Complete step by step answer:
The trigonometric expression that we are given in this problem is,
$\dfrac{\sin \theta +\sin 2\theta }{1+\cos \theta +\cos 2\theta }$
We know the trigonometric identities which say that,
$\sin \left( A+B \right)=\sin A\cos B+\cos A\sin B$ and
$\cos \left( A+B \right)=\cos A\cos B-\sin A\sin B$
Now, if we put the values of A and B both equal to $\theta $ , then, we will get,
$\begin{align}
  & \sin \left( \theta +\theta \right)=\sin \theta \cos \theta +\cos \theta \sin \theta \\
 & \Rightarrow \sin 2\theta =2\sin \theta \cos \theta ....\left( i \right) \\
\end{align}$
Doing the same for $\cos \left( A+B \right)$ , we will get,
$\begin{align}
  & \cos \left( \theta +\theta \right)=\cos \theta \cos \theta -\sin \theta \sin \theta \\
 & \Rightarrow \cos 2\theta ={{\cos }^{2}}\theta -{{\sin }^{2}}\theta \\
\end{align}$
We also know the trigonometric identity which states that,
${{\sin }^{2}}\theta +{{\cos }^{2}}\theta =1$
Using the above trigonometric identity in the equation for $\cos 2\theta $ , we will get,
$\begin{align}
  & \Rightarrow \cos 2\theta ={{\cos }^{2}}\theta -\left( 1-{{\cos }^{2}}\theta \right) \\
 & \Rightarrow \cos 2\theta =2{{\cos }^{2}}\theta -1....\left( ii \right) \\
\end{align}$
Using expressions (i) and (ii) in our given expression, we will get,
 $\Rightarrow \dfrac{\sin \theta +\sin 2\theta }{1+\cos \theta +\cos 2\theta }=\dfrac{\sin \theta +2\sin \theta \cos \theta }{1+\cos \theta +2{{\cos }^{2}}\theta -1}$
Taking $\sin \theta $ common from the numerator and $\cos \theta $ common from the denominator, we will get,
$\Rightarrow \dfrac{\sin \theta +\sin 2\theta }{1+\cos \theta +\cos 2\theta }=\dfrac{\sin \theta \left( 1+2\cos \theta \right)}{\cos \theta \left( 1+2\cos \theta \right)}$
Cancelling out the $\left( 1+2\cos \theta \right)$ terms from the numerator and denominator, we will get,
$\Rightarrow \dfrac{\sin \theta +\sin 2\theta }{1+\cos \theta +\cos 2\theta }=\dfrac{\sin \theta }{\cos \theta }$
Now, we are well aware of the fact that the ratio of $\sin \theta $ and $\cos \theta $ is another trigonometric ratio, which is called tangent, and is denoted by $\tan \theta $ . So,
$\Rightarrow \dfrac{\sin \theta +\sin 2\theta }{1+\cos \theta +\cos 2\theta }=\tan \theta $
Thus, we can conclude that the given trigonometric expression $\dfrac{\sin \theta +\sin 2\theta }{1+\cos \theta +\cos 2\theta }$ is equal to $\tan \theta $ .

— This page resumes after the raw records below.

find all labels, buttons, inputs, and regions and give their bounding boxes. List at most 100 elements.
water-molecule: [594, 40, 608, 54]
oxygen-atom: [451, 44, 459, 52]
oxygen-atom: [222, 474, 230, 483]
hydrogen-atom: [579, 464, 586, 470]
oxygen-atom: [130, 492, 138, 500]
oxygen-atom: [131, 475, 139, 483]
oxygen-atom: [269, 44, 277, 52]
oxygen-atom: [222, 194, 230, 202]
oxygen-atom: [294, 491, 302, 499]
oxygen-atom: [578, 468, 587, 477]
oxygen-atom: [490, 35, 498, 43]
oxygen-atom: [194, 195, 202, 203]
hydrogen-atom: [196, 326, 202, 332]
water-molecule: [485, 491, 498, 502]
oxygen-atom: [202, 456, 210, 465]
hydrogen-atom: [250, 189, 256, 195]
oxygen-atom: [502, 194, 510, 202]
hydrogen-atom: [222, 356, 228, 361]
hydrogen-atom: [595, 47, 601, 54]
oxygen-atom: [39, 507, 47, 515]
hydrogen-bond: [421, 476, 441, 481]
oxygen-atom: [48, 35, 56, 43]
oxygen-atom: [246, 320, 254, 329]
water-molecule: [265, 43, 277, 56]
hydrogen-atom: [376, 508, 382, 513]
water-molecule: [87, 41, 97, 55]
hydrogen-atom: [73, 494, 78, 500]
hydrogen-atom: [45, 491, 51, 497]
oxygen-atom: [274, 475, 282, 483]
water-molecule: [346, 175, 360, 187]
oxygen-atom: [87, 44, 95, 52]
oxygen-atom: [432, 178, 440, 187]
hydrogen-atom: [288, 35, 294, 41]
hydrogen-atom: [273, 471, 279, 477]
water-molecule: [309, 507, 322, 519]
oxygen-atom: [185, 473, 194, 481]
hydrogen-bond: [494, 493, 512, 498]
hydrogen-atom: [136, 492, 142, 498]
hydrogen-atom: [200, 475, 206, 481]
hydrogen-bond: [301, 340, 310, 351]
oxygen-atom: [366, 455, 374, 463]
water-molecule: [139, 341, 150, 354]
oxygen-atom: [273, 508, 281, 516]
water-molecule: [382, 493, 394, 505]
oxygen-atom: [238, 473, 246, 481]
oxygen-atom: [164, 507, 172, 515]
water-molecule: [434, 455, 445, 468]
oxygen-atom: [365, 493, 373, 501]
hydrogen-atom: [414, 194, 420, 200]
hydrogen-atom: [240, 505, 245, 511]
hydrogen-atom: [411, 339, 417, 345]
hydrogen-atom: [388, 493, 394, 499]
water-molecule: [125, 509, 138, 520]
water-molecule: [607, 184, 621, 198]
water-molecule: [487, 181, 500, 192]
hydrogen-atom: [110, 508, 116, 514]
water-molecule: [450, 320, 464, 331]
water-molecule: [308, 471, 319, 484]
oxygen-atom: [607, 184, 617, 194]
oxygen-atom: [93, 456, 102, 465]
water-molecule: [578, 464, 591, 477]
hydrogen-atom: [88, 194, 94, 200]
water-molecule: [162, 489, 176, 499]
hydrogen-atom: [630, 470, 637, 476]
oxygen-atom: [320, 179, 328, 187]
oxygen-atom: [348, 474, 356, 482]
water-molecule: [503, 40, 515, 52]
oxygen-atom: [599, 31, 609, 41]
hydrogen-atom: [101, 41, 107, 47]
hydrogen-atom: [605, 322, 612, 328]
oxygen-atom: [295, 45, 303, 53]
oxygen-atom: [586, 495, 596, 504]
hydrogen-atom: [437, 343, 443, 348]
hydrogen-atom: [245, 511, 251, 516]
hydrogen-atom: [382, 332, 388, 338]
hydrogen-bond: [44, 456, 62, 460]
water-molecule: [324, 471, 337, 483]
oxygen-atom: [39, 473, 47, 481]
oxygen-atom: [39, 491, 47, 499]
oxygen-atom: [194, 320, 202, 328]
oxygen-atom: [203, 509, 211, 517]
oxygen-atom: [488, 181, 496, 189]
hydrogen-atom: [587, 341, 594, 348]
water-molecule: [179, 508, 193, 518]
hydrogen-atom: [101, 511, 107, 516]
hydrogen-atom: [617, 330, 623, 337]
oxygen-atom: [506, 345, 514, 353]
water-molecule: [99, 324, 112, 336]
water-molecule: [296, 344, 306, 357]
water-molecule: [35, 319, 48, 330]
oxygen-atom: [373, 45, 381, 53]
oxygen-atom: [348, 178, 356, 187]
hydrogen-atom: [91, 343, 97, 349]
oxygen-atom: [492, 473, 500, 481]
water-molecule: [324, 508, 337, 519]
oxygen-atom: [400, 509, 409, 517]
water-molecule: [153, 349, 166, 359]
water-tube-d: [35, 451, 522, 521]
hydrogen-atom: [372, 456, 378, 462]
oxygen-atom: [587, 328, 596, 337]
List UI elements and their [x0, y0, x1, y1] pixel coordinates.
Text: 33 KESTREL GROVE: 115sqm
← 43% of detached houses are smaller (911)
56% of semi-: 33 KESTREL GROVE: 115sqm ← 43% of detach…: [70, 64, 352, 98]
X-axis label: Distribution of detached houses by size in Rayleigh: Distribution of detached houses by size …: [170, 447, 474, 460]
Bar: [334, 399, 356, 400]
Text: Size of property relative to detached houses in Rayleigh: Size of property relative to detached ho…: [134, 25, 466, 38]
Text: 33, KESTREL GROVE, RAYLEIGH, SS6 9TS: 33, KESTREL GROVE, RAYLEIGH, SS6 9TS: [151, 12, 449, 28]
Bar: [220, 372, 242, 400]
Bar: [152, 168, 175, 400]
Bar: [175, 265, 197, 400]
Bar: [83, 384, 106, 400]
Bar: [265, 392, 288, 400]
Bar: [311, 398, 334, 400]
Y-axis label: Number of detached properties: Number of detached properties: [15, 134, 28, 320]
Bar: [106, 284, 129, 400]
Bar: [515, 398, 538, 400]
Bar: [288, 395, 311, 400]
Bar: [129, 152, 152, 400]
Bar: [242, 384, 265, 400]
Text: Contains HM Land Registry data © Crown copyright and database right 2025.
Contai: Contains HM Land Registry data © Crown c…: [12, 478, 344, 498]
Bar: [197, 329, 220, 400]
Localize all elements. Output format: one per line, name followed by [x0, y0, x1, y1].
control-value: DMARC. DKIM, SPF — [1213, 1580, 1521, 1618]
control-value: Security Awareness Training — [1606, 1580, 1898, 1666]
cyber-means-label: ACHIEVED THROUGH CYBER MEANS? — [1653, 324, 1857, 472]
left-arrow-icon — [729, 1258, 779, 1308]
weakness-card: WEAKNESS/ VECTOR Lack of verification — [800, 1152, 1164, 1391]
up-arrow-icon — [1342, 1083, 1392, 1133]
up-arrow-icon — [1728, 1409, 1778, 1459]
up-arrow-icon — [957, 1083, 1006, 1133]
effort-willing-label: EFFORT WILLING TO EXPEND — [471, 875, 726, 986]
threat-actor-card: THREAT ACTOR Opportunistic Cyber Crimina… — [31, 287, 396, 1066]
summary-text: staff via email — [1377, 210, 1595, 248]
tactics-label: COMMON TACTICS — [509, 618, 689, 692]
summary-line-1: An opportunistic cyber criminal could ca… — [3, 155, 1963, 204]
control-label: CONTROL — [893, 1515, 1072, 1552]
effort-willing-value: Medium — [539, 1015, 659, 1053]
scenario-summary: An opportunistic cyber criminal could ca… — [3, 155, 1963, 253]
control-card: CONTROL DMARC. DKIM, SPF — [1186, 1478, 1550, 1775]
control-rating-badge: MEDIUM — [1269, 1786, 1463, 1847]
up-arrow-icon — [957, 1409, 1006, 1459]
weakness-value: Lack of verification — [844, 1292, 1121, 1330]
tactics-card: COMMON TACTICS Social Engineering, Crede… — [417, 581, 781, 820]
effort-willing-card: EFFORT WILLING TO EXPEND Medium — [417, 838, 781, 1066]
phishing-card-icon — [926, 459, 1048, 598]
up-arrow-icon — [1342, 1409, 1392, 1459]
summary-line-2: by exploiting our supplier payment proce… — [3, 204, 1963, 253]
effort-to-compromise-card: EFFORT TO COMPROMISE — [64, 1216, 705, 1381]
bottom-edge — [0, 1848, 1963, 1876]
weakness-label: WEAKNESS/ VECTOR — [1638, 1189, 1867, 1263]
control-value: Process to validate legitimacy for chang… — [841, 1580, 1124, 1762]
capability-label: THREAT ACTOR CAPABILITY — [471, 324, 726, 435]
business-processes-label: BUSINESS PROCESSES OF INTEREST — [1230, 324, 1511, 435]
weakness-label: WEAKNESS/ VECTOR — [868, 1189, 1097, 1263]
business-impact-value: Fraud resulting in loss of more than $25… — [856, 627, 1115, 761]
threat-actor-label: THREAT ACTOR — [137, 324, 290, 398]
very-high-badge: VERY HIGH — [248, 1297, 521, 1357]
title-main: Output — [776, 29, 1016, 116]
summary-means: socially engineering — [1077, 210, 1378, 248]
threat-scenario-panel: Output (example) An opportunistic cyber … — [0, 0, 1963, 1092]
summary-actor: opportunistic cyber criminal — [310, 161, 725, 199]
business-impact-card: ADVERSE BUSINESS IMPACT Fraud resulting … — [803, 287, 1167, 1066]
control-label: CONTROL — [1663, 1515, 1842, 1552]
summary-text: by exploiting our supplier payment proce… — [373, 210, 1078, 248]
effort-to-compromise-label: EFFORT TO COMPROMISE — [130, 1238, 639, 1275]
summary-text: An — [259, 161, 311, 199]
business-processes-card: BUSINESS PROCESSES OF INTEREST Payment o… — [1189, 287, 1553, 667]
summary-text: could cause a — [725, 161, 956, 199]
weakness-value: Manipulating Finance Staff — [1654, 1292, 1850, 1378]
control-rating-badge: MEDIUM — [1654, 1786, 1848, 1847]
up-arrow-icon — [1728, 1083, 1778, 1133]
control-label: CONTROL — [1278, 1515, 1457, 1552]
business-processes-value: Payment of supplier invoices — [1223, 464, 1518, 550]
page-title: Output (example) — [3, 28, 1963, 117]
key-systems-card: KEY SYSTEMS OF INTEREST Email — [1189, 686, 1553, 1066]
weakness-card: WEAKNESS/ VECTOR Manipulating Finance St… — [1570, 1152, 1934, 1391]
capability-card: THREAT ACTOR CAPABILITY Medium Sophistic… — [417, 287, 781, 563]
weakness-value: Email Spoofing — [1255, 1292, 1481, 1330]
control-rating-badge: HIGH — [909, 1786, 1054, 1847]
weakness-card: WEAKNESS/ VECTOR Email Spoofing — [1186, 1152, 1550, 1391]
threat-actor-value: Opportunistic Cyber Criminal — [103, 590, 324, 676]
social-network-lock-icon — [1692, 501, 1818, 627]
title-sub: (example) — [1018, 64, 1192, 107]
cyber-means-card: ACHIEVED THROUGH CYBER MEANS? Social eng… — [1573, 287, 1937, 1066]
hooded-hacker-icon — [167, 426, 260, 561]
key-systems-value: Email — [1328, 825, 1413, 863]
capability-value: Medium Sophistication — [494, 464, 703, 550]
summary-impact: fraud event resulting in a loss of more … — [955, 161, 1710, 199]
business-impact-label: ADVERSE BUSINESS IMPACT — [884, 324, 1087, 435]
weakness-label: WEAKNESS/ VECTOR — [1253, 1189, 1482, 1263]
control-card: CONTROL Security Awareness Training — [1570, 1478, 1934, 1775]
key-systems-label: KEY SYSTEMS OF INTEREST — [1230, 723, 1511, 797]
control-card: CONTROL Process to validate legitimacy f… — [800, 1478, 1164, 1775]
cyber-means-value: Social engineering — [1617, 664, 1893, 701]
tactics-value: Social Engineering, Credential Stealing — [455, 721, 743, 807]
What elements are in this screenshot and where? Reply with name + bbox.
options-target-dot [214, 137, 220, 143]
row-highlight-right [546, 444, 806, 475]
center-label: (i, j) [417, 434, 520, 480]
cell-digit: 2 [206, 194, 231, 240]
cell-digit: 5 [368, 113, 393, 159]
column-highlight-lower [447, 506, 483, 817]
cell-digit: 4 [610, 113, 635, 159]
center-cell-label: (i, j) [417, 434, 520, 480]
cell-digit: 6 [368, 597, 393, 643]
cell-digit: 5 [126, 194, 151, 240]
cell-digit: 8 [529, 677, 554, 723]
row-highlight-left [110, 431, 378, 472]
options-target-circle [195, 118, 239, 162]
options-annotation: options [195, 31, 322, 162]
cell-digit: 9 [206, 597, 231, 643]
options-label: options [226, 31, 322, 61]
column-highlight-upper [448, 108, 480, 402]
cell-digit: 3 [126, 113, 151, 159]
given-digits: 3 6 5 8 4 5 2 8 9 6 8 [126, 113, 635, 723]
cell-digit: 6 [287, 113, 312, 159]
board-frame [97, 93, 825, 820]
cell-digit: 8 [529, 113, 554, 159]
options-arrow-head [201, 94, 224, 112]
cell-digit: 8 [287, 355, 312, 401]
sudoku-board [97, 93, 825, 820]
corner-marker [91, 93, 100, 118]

So, the correct answer is “Option C”.

Note: For solving this problem, we have started from the very basics and then concluded it. But, in the examinations, there would not be so much time available. So, we have to memorise some quick trigonometric formulae like,
$\cos 2\theta =2{{\cos }^{2}}\theta -1$ and
$\sin 2\theta =2\sin \theta \cos \theta $
Remembering these formulas will help us solve these problems in the blink of an eye.